The total includes 21 babies less than a year old and 36 children who have suffered domestic abuse.
Social work director Alan Baird is warning that the city council’s own fostering and residential services have reached ”saturation point” and his budget is heading for a £1.6 million overspend.
There has been a near doubling in the past year in the use of expensive family placements outside Dundee and a recent rise in the number of children in secure accommodation which costs £5,000 per week for each child.
Mr Baird said the increases are down to improvements in identifying children at risk, but more work is needed to support children so they can stay with their own parents, their extended families or within their own communities.
Next week he will ask councillors to back a 16-point action plan aimed at trying to reduce the pressures on children’s services.
He has produced figures to show how the social work department has had to cope with an ever-increasing number of young people who need to be looked after.

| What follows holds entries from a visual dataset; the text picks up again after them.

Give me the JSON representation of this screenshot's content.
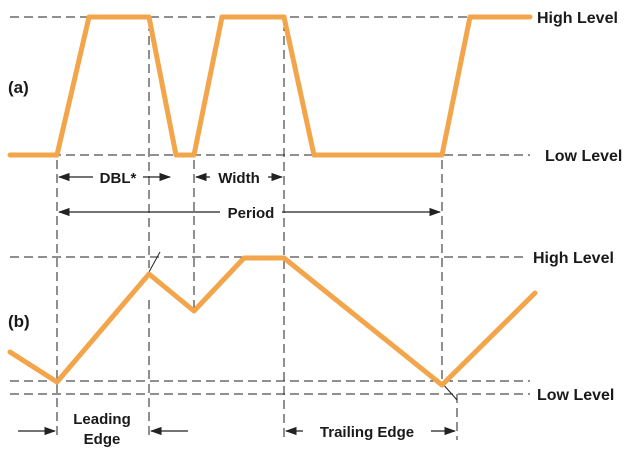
{
  "diagram": {
    "part_a_label": "(a)",
    "part_b_label": "(b)",
    "high_level_a": "High Level",
    "low_level_a": "Low Level",
    "high_level_b": "High Level",
    "low_level_b": "Low Level",
    "dbl_label": "DBL*",
    "width_label": "Width",
    "period_label": "Period",
    "leading_edge_line1": "Leading",
    "leading_edge_line2": "Edge",
    "trailing_edge_label": "Trailing Edge"
  },
  "colors": {
    "waveform": "#f2a54a",
    "line": "#222222",
    "text": "#1a1a1a",
    "background": "#ffffff"
  }
}
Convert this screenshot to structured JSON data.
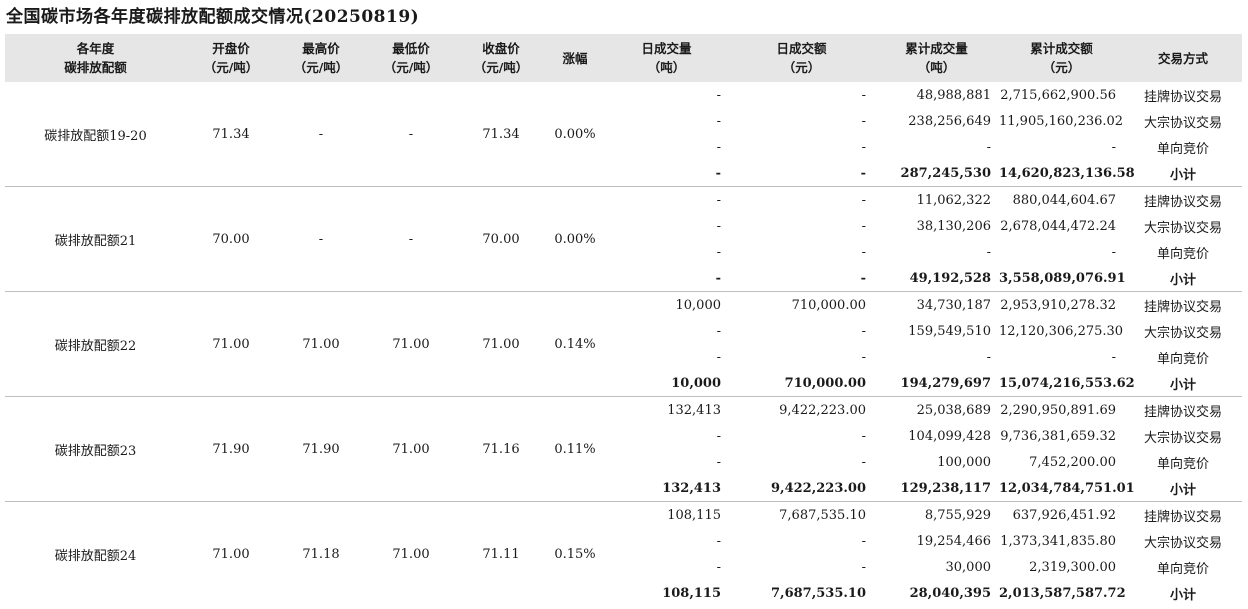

A decade ago the total stood at 356 but has risen every year it now stands at 707.
Social work got an extra £1 million when the council set its budget for 2011/12 and another £500,000 has already been added from contingency funds, but Mr Baird reckons his department will still be spending far more than planned.
He said: ”Despite recruiting more in-house foster carers, demand for appropriate family placements continues to outstrip the supply and the council has had increasingly to rely on the use of external placements.”
The average cost of having a child looked after outside the city is £1,100 per week, compared to £320 for an in-house placement.
There are currently 84 children in external placements, a 70% rise since last year.
There can also be extra costs from having to pay for classroom assistants in other local authorities to help a child at school, along with travel costs for social work staff and family members visiting a child.
Spending on the council’s own residential and secure units is in line with budget expectations so far this year, but Mr Baird is warning that the extra demand now being seen for secure places means ”expenditure can increase rapidly over a short period of time”.
This is down to a rise in the number of young people exhibiting risk-taking behaviour, such as substance misuse, sexual activity and absconding.